Things to do in London Borough of Harrow, Greater London
Facts and Figures:
Harrow has a population of over 206,000 in an area of 50 km£, making it the 12th largest borough by area in Greater London. It has a 59% white population and 22% Indian ethnicity, the highest percentage anywhere in London
Harrow is the most religiously diverse borough in the UK. It is home to the highest density of Gujarati Hindus with a large Jewish community in Stanmore and Hatch End. The Stanmore and Canons Park Synagogue has the largest membership of any synagogue in Europe.
Harrow is best known for its public boarding school of the same name, which was founded in 1572 by Royal Charter, granted by Elizabeth I. It has since educated seven Prime Ministers, including Sir Winston Churchill.
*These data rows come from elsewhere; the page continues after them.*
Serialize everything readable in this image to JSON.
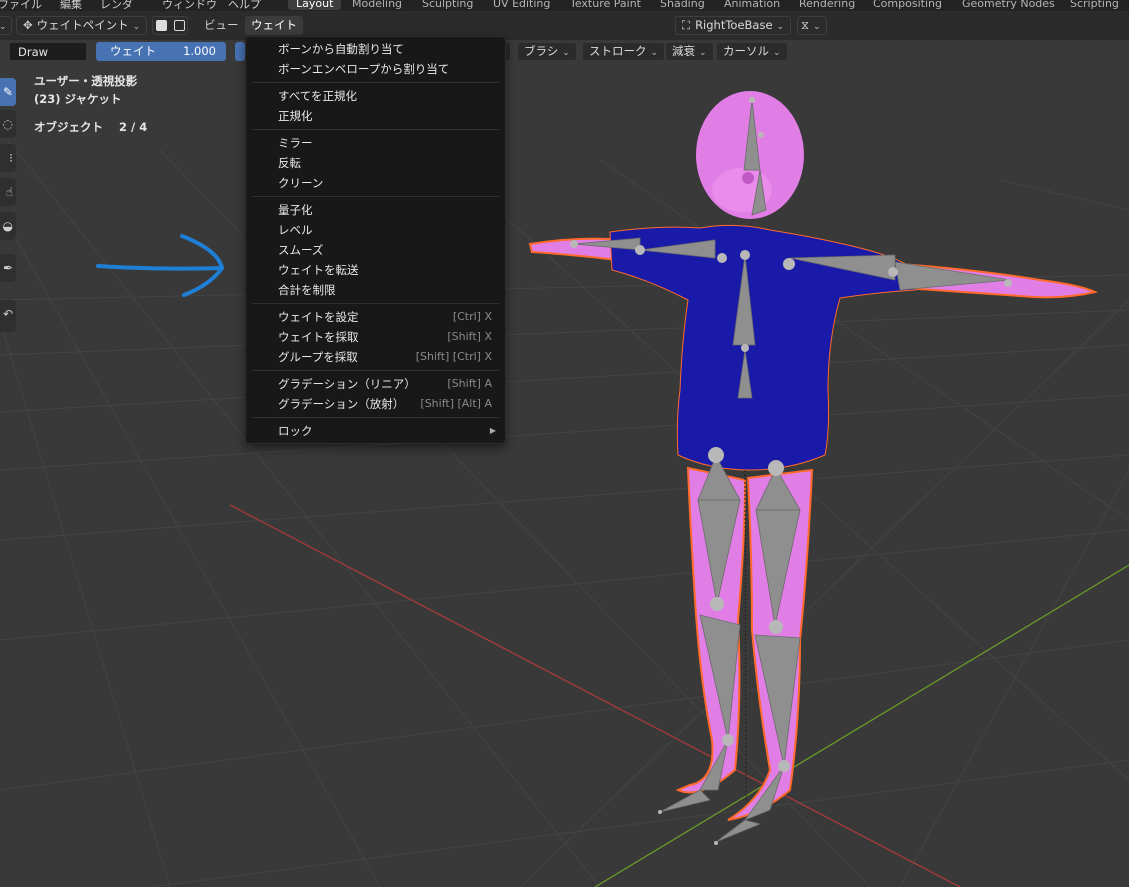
{
  "menubar": {
    "items": [
      "ファイル",
      "編集",
      "レンダ",
      "ウィンドウ",
      "ヘルプ"
    ],
    "workspaces": [
      "Layout",
      "Modeling",
      "Sculpting",
      "UV Editing",
      "Texture Paint",
      "Shading",
      "Animation",
      "Rendering",
      "Compositing",
      "Geometry Nodes",
      "Scripting"
    ],
    "active_workspace": "Layout"
  },
  "header": {
    "mode": "ウェイトペイント",
    "view": "ビュー",
    "weight_menu": "ウェイト",
    "bone": "RightToeBase"
  },
  "tool_settings": {
    "brush_name": "Draw",
    "weight_label": "ウェイト",
    "weight_value": "1.000",
    "brush": "ブラシ",
    "stroke": "ストローク",
    "falloff": "減衰",
    "cursor": "カーソル"
  },
  "viewport": {
    "view_name": "ユーザー・透視投影",
    "object": "(23) ジャケット",
    "objects_label": "オブジェクト",
    "objects_count": "2 / 4"
  },
  "weight_menu": {
    "items": [
      {
        "label": "ボーンから自動割り当て",
        "shortcut": ""
      },
      {
        "label": "ボーンエンベロープから割り当て",
        "shortcut": ""
      },
      {
        "label": "すべてを正規化",
        "shortcut": ""
      },
      {
        "label": "正規化",
        "shortcut": ""
      },
      {
        "label": "ミラー",
        "shortcut": ""
      },
      {
        "label": "反転",
        "shortcut": ""
      },
      {
        "label": "クリーン",
        "shortcut": ""
      },
      {
        "label": "量子化",
        "shortcut": ""
      },
      {
        "label": "レベル",
        "shortcut": ""
      },
      {
        "label": "スムーズ",
        "shortcut": ""
      },
      {
        "label": "ウェイトを転送",
        "shortcut": ""
      },
      {
        "label": "合計を制限",
        "shortcut": ""
      },
      {
        "label": "ウェイトを設定",
        "shortcut": "[Ctrl] X"
      },
      {
        "label": "ウェイトを採取",
        "shortcut": "[Shift] X"
      },
      {
        "label": "グループを採取",
        "shortcut": "[Shift] [Ctrl] X"
      },
      {
        "label": "グラデーション（リニア）",
        "shortcut": "[Shift] A"
      },
      {
        "label": "グラデーション（放射）",
        "shortcut": "[Shift] [Alt] A"
      },
      {
        "label": "ロック",
        "shortcut": ""
      }
    ]
  },
  "colors": {
    "accent": "#4772b3",
    "viewport_bg": "#393939",
    "jacket": "#1a1aa8",
    "body_weight": "#e07ee6",
    "bone": "#8f8f8f",
    "annotation": "#1f7fd6",
    "axis_x": "#a83a3a",
    "axis_y": "#6a9a2a"
  }
}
It has also been used as a film set for the Harry Potter films.
One fifth of the borough is given over to parkland and green open spaces.
Famous residents from Harrow include astronomer, Patrick Moore; comedian Ronnie Barker; musician, Sir Elton John and the first ever celebrity chef, Mrs Beeton!
Due to its distance from the city of London, Harrow is a genteel residential area, with plenty of parks and greenbelt areas. It is a popular dormitory area for those who commute into London to work, with an exceptionally low crime rate.
The borough has several shopping centres including St Ann's and St George's shopping centres, both in Harrow town centre.
Harrow also has some diverse business headquarters including Ladbrokes Turf Accountants, Kodak and First National Bank, among others.
Each year Harrow celebrates with a festival called Under One Sky. This multicultural celebration has a carnival parade, music, dance, sporting events, a world food zone and it hosts outside radio broadcasts.
Harrow-on-the-Hill, where Harrow School is situated, offers three different tours of the area and gives a great background to the history of the school. It is a delightful hilltop village with a beautiful church and college buildings.
Pinner and Stanmore are more like rural villages than Greater London suburbs. They have a fine collection of beautiful buildings and interesting architecture which dates back to medieval times
Harrow is on the Jubilee, Metropolitan, Bakerloo and Piccadilly lines of the London Underground, or Tube, as it is known. It is also well served by local overground trains and buses.